It’s a late-arriving Curve today. Thanks for your patience.
So Tim Walz, Minnesota’s governor, is Kamala Harris’ pick to be the Democratic nominee for VP. I don’t have many health policy thoughts on Walz, mostly because I’ve never seen a VP nominee’s policy positions influence an election in the slightest. Especially health policy positions.
That said, I assume Walz is going to rock some state fairs.
But Walz is a decent segue into a set of Health Affairs pieces that just dropped on state efforts to regulate insulin. Insulin is one of those Walz policies that I’m mostly ignoring, so there’s a connection.
There are two papers looking at whether out-of-pocket caps made much of a difference in patient burden, and the consensus seems to be: not really. One paper, which looked only at Colorado, found that patient OOP did fall modestly. The other analysis examined 14 different states and couldn’t find much of an effect.
The lack of impact is related to the reality that most patients with commercial insurance are already paying less than the state-mandated OOP caps, making the state laws essentially meaningless. In other words, the problem that the caps were designed to solve was basically fixed by the market by the time the laws kicked in.
That phenomenon is explained well in an accompanying Health Affairs “Perspective” from USC’s Dana Goldman, who suggests that states couldn’t move fast enough to keep up with what was happening commercially. Goldman reserves some special snark for California, which set aside $50 million four years ago to make its own insulin … without a single commercial vial yet produced.
Goldman’s kicker is worth clipping: “It is tough not to draw the conclusion that state policies—although earnest—also were inconsequential in light of larger market forces and federal policies. Robust competition can bring prices down, especially when federal policy brings transparency and urgency to the market. Meanwhile, four years later, California’s promised insulin has yet to appear.”
Last year, the then-CEO of Genentech gave an interview to STAT about the impact of the IRA. He made a statement of the obvious: the IRA lumps all indications together and starts the countdown to price controls when the first indication is approved, so there is an incentive to launch the biggest indications first, not necessarily those that can be advanced the fastest.
That led to perhaps the most unfair IRA-related headline ever published: “Genentech weighs slow-walking ovarian cancer therapy to make more money under drug pricing reform.”
That headline made everyone gunshy about talking about the IRA’s incentives for a while for fear that any statement about incentives would be twisted into some sort of patients vs. profits narrative.
Anyway: Genentech’s new CEO, Ashley Magargee, gave an interview to Endpoints, and it’s clear Genentech is still in once-bitten-twice-shy mode: “We constantly track what are the potential downstream effects of this legislation. We are highlighting that to policymakers, the unintended consequences of that, but at this point, we have not made any changes to the science we’re pursuing.”
Elsewhere:
This is a great explainer in JMCP — led by Vanderbilt’s Stacie Dusetzina, natch — of copay accumulators, copay maximizers, and alternative funding programs.
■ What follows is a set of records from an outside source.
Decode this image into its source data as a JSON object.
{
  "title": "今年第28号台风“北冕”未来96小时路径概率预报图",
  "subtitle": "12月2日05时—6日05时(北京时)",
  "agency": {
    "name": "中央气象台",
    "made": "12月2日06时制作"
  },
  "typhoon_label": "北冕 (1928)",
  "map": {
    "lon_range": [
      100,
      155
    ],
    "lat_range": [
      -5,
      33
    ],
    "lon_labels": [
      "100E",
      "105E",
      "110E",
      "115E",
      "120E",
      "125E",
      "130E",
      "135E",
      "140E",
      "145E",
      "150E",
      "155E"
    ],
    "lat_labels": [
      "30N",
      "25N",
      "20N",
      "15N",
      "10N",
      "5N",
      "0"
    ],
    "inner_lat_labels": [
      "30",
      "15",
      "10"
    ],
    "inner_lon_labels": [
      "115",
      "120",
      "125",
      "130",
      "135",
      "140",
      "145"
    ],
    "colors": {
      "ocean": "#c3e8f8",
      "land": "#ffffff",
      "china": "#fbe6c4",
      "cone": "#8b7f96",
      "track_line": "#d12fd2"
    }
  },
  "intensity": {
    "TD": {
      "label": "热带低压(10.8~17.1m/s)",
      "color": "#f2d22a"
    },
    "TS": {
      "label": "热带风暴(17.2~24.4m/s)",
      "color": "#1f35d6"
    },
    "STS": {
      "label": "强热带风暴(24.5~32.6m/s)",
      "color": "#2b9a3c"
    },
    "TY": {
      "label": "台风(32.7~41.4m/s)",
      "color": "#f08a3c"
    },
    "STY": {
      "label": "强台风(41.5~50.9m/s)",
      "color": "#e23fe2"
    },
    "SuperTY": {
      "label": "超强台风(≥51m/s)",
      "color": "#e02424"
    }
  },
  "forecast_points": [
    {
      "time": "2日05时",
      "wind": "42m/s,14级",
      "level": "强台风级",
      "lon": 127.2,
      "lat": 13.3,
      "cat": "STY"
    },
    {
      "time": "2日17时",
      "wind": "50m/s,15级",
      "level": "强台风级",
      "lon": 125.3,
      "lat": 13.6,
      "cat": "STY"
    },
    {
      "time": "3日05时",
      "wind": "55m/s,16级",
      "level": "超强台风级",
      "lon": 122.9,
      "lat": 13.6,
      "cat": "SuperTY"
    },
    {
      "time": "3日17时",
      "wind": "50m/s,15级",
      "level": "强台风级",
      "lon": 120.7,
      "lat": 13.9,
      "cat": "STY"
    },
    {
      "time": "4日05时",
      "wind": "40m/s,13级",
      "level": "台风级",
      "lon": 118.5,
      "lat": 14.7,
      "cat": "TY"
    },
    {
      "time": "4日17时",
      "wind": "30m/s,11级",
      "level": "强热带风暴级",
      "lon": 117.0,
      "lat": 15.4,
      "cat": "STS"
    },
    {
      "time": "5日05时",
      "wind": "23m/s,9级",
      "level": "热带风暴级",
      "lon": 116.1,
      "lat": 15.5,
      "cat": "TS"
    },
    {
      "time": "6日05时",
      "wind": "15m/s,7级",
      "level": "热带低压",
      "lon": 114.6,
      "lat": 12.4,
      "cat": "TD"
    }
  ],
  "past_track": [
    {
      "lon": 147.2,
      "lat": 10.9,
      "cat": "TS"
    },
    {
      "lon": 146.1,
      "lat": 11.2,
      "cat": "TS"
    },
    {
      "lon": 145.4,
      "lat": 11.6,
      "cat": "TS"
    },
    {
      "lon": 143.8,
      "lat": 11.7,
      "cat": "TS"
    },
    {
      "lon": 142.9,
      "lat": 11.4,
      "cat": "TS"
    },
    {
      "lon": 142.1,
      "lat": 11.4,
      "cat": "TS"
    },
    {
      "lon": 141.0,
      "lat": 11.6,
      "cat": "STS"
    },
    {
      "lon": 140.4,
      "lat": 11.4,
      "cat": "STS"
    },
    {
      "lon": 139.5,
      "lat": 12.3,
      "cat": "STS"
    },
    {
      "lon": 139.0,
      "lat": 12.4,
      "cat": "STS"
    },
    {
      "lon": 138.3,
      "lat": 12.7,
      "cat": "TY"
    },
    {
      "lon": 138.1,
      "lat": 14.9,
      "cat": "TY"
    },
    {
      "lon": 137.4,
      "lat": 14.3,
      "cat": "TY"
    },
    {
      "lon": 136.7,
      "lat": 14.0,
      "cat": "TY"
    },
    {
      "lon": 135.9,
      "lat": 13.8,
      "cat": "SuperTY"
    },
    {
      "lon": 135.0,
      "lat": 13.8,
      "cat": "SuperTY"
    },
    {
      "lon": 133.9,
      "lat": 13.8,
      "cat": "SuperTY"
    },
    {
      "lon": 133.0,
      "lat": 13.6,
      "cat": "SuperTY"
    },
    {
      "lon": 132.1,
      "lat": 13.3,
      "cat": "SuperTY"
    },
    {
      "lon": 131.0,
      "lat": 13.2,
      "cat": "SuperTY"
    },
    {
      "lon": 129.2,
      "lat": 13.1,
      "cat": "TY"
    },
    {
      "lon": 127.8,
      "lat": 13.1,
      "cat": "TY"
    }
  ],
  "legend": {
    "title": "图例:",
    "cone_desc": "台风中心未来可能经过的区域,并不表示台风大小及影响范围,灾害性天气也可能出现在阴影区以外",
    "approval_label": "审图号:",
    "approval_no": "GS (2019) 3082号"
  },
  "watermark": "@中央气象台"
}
We haven’t talked about that toxic trio in a while, but I’m sure we will, because this form of systematic abuse of patient assistance doesn’t seem to be going away.
Harvard PORTAL folks think that we can fund gene therapy development via a federal grant system that delivers pots of money in return for a guarantee of cost-plus pricing, per JAMA. I think that might be a Pollyannaish perspective on the challenges of gene therapy, but — especially for ultra-rare diseases — I do worry that the existing system isn’t delivering.
I’m a sucker for how-you-can-save-money-on-prescriptions stories, of which this AOL.com (?!) story is a good example. I’m not fascinated because these pieces are generally good — they’re Band-Aids, at best — but rather because they expose the cracks in our system (in the cracks in the understanding of our system) so clearly.
I think the North Carolina government’s campaign to drive down obesity drug prices via a public pressure campaign is vaguely ridiculous. These are revolutionary and cost-effective medicines, and I’d love to see a serious effort to think about how to make budgetary room for them. But I do admire, in a perverse way, NC’s commitment to the bit. Their latest gambit is asking the U.S. government to somehow compel a “voluntary” license of these medicines. It’s an outlandish request, but — hey — it did get some press.